Dari dalam kamarnya, Diora bisa melihat pantulan sosok Diego dari balik tirai. Bayangan cowok itu terlihat mondar-mandir. Diora jadi kesal sendiri hingga akhirnya dia memilih untuk menutup tirai. Tapi malah dia mendengar suara geraman dari kamar sebelah.
“Wah, itu orang udah gila kali ya. Kesurupan aing maung apa malem-malem gini,” desis Diora seraya bangkit dari tidurnya, dia mengintip dari balik tirai dan melihat pintu kaca kamar Diego terbuka.

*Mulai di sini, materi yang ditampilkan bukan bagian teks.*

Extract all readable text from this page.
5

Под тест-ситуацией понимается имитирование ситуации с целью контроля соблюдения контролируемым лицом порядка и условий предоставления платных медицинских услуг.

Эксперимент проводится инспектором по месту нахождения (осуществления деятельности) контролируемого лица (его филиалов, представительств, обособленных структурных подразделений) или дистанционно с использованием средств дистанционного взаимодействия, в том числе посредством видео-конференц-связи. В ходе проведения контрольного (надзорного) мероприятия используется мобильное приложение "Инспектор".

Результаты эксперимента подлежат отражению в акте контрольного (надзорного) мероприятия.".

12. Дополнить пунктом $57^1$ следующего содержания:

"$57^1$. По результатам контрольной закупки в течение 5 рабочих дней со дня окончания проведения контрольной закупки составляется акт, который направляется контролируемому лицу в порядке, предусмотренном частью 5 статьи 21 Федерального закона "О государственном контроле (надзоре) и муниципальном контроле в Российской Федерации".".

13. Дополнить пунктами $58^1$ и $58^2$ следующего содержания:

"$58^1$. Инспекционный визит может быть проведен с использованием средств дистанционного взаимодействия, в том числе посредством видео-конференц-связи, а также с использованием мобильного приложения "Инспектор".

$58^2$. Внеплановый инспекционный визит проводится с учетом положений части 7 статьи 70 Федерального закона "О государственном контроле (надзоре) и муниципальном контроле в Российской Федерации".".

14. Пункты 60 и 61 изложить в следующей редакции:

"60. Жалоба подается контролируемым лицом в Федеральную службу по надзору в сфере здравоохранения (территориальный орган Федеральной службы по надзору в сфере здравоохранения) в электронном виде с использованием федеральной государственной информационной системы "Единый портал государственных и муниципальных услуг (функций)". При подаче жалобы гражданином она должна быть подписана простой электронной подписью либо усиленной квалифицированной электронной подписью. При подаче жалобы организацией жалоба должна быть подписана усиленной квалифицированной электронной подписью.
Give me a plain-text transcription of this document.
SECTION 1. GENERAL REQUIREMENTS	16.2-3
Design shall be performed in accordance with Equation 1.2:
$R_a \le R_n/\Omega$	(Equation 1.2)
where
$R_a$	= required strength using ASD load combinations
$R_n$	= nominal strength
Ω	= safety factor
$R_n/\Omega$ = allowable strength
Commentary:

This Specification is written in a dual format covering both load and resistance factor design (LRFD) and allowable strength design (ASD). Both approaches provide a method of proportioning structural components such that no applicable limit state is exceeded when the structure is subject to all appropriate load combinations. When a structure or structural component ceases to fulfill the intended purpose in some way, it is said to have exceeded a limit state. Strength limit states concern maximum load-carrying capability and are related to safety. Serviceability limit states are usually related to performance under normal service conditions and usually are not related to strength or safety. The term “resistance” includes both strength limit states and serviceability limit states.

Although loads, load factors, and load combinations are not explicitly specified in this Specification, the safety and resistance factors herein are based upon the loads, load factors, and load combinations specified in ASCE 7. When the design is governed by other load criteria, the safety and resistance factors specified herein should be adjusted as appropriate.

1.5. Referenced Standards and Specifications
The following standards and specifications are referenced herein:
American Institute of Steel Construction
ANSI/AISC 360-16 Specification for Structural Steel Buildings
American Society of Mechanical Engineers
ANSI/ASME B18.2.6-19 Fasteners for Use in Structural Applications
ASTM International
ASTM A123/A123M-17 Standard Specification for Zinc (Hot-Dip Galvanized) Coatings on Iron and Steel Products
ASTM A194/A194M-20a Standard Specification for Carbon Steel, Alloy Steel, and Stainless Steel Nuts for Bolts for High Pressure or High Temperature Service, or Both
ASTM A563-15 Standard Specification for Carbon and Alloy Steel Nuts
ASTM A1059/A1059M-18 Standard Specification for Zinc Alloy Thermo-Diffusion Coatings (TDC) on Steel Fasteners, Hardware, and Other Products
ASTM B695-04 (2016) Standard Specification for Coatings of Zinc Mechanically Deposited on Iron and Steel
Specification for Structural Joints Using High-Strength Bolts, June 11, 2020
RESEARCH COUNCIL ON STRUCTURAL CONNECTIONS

Lalu kembali terdengar geraman dan akhirnya sosok Diego keluar dengan barang-barang yang diletakkan di balkon kamar. Cowok itu masuk kembali lalu keluar lagi dan memungut barang-barang itu dan kembali masuk. Tapi tak berselang lama dia keluar lagi dan meletakkan barang-barang tadi di balkon. Dan begitu seterusnya hingga Diora muak.
“Lo ngapain sih bego banget?” tanya Diora tajam.
Diego yang sedang memegang kardus itu mendongak. “Bukan urusan lo.”
“Lo itu ganggu orang tidur. Gue laporin ke Pak RT juga nih biar lo diusir.”
Tak dingana, tanggapan Diego hanya diam lalu kembali memasukkan barang ke kamar sebelum akhirnya menutup pintu kaca. Diora termangu kaget. Belum lagi ketika melihat lampu kamar Diego yang kini mati.
Tapi heran juga sih melihat sikap Diego barusan, sorot mata cowok itu yang biasanya tajam kini nampak lesu tak berselera, bahkan bisa dikatakan sedih. Cowok itu juga tak mempedulikan sosok Diora padahal tadi Diora sudah mengira bakal ada adu mulut hingga membangunkan satu RT. Yah, ambil untungnya saja sih, jadi Diora bisa menikmati malam dingin ini dengan damai. Benar bukan?
Sayangnya, malam keesokan harinya Diora malah mendengar Diego yang bernyanyi tidak jelas diiringi dengan alunan gitar yang cowok itu mainkan sendiri. Benar-benar Diora tidak mengerti, dia mengintip dari dalam kamar, melihat sosok Diego. Cowok itu bernyanyi dengan raut wajah terluka, sangat pilu dan menyedihkan.
“Lo udah mulai jadi secret admirer?”
Tubuh Diora terlonjak kaget ketika mendengar suara Wildan di telinganya. “Bukan kali, gue cuma kasian aja sama anak sebelah. Lo liat tuh, kemaren dia ngangkut barang sekarang ngangkut nyawa orang karena suara serek sumbangnya dia.”
Wildan menaikkan satu alisnya dan ikut mengintip. “Ah tau ini gue, pasti dia mau cari perhatian lo.”
“Mau gue colok ya mata lo?”
“Becanda. Tapi gue rasa dia lagi patah hati.”
“Masa?” Diora tidak percaya begitu saja. “Patah hati sama siapa?”
“Mana gue tau dek. Lo mending hibur dia kek, lo kan pinter tari ulet.”
Diora sontak saja menjitak kepala Wildan. “Lo bilangin dia kek jangan ganggu orang nugas. Gue masih ada kerjaan tau.”